Beyond Superficial

by Christopher Lovejoy on July 7, 2013

As a state of being implies depth, I cannot be superficial, but I can imagine acting superficially most if not all of the time, making me wonder what role superficiality plays in having fulfillment.

In Beyond Appearances, I viewed Presence as a vital influence in a life lived authentically, with integrity, through intimacy. This post follows a similar vein, focused on living serenely, with tranquility.

Tao Te Ching, Verse 45

This verse gives us permission to let the energies and events of this world be as they are, to wax and wane, to rise and fall, as and when they do, while encouraging us to maintain a sense of constancy with the intelligent invisibility that keeps everything stable yet variable and mutable.

The greatest
perfection
seems imperfect,
and yet its use
is inexhaustible.
The greatest
fullness
seems empty,
and yet its use
is endless.

Great straightness
seems twisted.
Great intelligence
seems stupid.
Great eloquence
seems awkward.
Great truth
seems false.
Great discussion
seems silent.

Activity
conquers cold;
inactivity
conquers heat.
Serenity
and tranquility
keep things in order
with the universe.

Edited slightly by yours truly to enhance the flow of text

Ref: Change Your Thoughts, Change Your Life: Living the Wisdom of the Tao

These words of wisdom are as profound as they are powerful.

In reading them, we would do well to remind ourselves that serenity and tranquility are two sides of the same proverbial coin of a stable, enduring manifesting Presence.

Where serenity is inner (state), tranquility is outer (condition), ideally manifesting as a unified experience for the individual person as One perception, as One perspective in present moment awareness.

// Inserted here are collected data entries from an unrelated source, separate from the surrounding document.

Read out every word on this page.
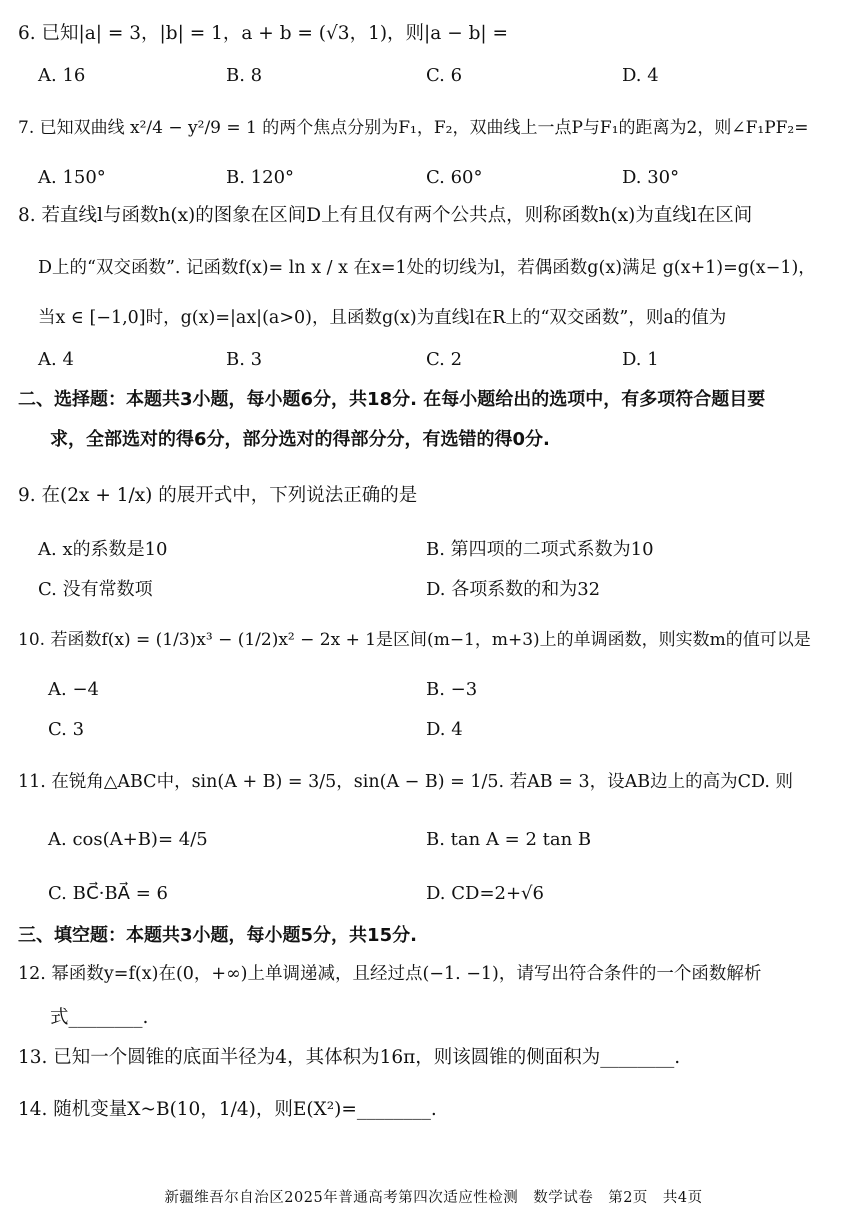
6. 已知|a| = 3，|b| = 1，a + b = (√3，1)，则|a − b| =
A. 16	B. 8	C. 6	D. 4
7. 已知双曲线 x²/4 − y²/9 = 1 的两个焦点分别为F₁，F₂，双曲线上一点P与F₁的距离为2，则∠F₁PF₂=
A. 150°	B. 120°	C. 60°	D. 30°
8. 若直线l与函数h(x)的图象在区间D上有且仅有两个公共点，则称函数h(x)为直线l在区间
D上的“双交函数”. 记函数f(x)= ln x / x 在x=1处的切线为l，若偶函数g(x)满足 g(x+1)=g(x−1)，
当x ∈ [−1,0]时，g(x)=|ax|(a>0)，且函数g(x)为直线l在R上的“双交函数”，则a的值为
A. 4	B. 3	C. 2	D. 1
二、选择题：本题共3小题，每小题6分，共18分. 在每小题给出的选项中，有多项符合题目要
求，全部选对的得6分，部分选对的得部分分，有选错的得0分.
9. 在(2x + 1/x) 的展开式中，下列说法正确的是
A. x的系数是10	B. 第四项的二项式系数为10
C. 没有常数项	D. 各项系数的和为32
10. 若函数f(x) = (1/3)x³ − (1/2)x² − 2x + 1是区间(m−1，m+3)上的单调函数，则实数m的值可以是
A. −4	B. −3
C. 3	D. 4
11. 在锐角△ABC中，sin(A + B) = 3/5，sin(A − B) = 1/5. 若AB = 3，设AB边上的高为CD. 则
A. cos(A+B)= 4/5	B. tan A = 2 tan B
C. BC⃗·BA⃗ = 6	D. CD=2+√6
三、填空题：本题共3小题，每小题5分，共15分.
12. 幂函数y=f(x)在(0，+∞)上单调递减，且经过点(−1. −1)，请写出符合条件的一个函数解析
式________.
13. 已知一个圆锥的底面半径为4，其体积为16π，则该圆锥的侧面积为________.
14. 随机变量X~B(10，1/4)，则E(X²)=________.
新疆维吾尔自治区2025年普通高考第四次适应性检测　数学试卷　第2页　共4页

My Impressions of the Verse

Where verse 41 (Beyond Appearances) alerts us to the play of opposites in keeping with the Way by way of personal conduct, this verse addresses the role of opposites in manifesting form through formlessness.

The greatest
perfection
seems imperfect,
and yet its use
is inexhaustible.
The greatest
fullness
seems empty,
and yet its use
is endless.

These wise words of paradox pay homage to the unseen, the unheard, the unknown; there is no apparent end to how much and how well the 10,000 things of this world can manifest and there is no apparent end to how much we can appreciate them and learn from them.

When the mind strains competently for perfection, imperfections invariably arise to provide contrasting appreciations of perfection; when the heart yields to fullness, its apparent emptiness serves a contrasting point of reference for filling up and filling out on the way to fullness.

In other words, the ideal of perfection, even when it seems imperfect at its perceived height, fuels opportunities for learning and growth, for inspiration and aspiration; fullness of being, even when it seems empty, fuels opportunities for opening the heart to intuitive promptings.

Great straightness
seems twisted.
Great intelligence
seems stupid.
Great eloquence
seems awkward.
Great truth
seems false.
Great discussion
seems silent.

Recall that Great = Boundless. From the perspective of boundlessness, every attribute in existence carries a hint or a taste of its opposite, which by contrast serves to highlight the attribute itself. Empirically speaking, boundlessly straight lines invariably seem a bit twisted.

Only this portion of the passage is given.